Pensioni 2023: aumento del 7,3%, ma i maggiori benefici andranno agli assegni più consistenti

Con l’annunciata rivalutazione delle pensioni del 7,3% chi riceve fino a 1000 euro avrà aumenti da 39 a 62 euro, mentre gli assegni superiori vedranno aumenti a tre cifre ben più alti. Un paradosso per una misura anti-inflazione che ci si augura il governo possa correggere

Dopo i primi, piccoli, aumenti arrivati già nei mesi finali del 2022, il più corposo aumento per le pensioni è atteso nel 2023, quanto la rivalutazione porterà un rialzo degli assegni del 7,3%. Sicuramente una buona notizia per tanti pensionati, ma con un paradosso, al momento: a guadagnarci di più sono coloro che hanno le pensioni più alte, mentre chi riceve l’assegno minimo dovrà accontentarsi di circa 40 euro.

Rivalutazione pensioni al 7.3%: sproporzione tra redditi bassi e alti

Scendendo più nel dettaglio del provvedimento, bisogna dire, prima di tutto, come l’arrivo dell’aumento non fosse scontato: pensato dal Governo Draghi ormai circa un anno fa, il nuovo esecutivo ha deciso di tenere fede alla promessa e confermare la misura che prevede una “maxi rivalutazione” pensata come misura anti-inflazione.
Tecnicamente, il meccanismo di calcolo della rivalutazione tiene conto del criterio della “progressività contenuta”, che dovrebbe prevedere recuperi proporzionalmente più alti per gli assegni meno cospicui (con una rivalutazione del 100% per le pensioni fino a 4 volte il minimo), e via via più bassi, in proporzione, all’aumentare degli assegni (rivalutazione al 90% per assegni da 4 a 5 volte il minimo e del 75% per cifre superiori). Nonostante questo, però, è chiaro che, raffrontati tra loro, gli aumenti appaiono davvero impari, con le pensioni fino a mille euro che vedranno un aumento che va dai 39 ai 62 euro, mentre chi già riceve, per esempio, 2.215 euro al mese, avrà un aumento di 129 euro e chi ne riceve 2.838 ne otterrà ben 171 in più.
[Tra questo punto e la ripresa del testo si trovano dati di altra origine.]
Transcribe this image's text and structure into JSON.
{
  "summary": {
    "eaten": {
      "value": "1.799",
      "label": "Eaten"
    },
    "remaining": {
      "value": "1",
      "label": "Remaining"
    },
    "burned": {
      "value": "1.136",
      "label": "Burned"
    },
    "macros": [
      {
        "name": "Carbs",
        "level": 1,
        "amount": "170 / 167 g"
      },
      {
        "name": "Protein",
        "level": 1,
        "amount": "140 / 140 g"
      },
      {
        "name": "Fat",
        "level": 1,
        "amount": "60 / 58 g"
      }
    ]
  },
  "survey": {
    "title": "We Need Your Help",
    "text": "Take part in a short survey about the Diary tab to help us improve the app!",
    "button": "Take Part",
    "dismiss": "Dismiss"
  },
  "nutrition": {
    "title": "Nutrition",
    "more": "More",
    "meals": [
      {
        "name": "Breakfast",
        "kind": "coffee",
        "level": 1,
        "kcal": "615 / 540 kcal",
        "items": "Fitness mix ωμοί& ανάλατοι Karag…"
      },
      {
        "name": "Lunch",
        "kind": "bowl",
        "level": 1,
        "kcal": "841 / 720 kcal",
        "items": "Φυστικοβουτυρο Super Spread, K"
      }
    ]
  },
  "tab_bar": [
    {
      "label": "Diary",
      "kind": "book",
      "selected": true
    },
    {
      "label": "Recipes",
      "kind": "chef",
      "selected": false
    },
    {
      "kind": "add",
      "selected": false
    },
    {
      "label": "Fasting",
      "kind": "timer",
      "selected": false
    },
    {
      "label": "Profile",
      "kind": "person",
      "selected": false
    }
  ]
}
La rivalutazione pensioni è una misura contro l’inflazione

È evidente che la sproporzione è dovuta alla differenza dell’assegno di base: il 7,3% di 523,83 euro, ovvero la pensione minima, è, appunto, poco più di 38 euro, mentre il 7,3% di 2100 euro (circa 4 volte il minimo) è di 153 euro, che anche tenendo conto della “progressività contenuta”, risulta comunque sensibilmente di più.
Tenendo conto che l’aumento è pensato per contrastare l’inflazione che, notoriamente, colpisce in particolare chi ha redditi più bassi, è lecito pensare come, forse, la “progressività contenuta” poteva essere pensata diversamente, cercando di destinare qualche risorsa in più a quelle pensioni fino a 1000 euro che già oggi faticano molto a essere abbastanza per arrivare alla fine del mese.
Speriamo che il governo di Giorgia Meloni ci ripensi.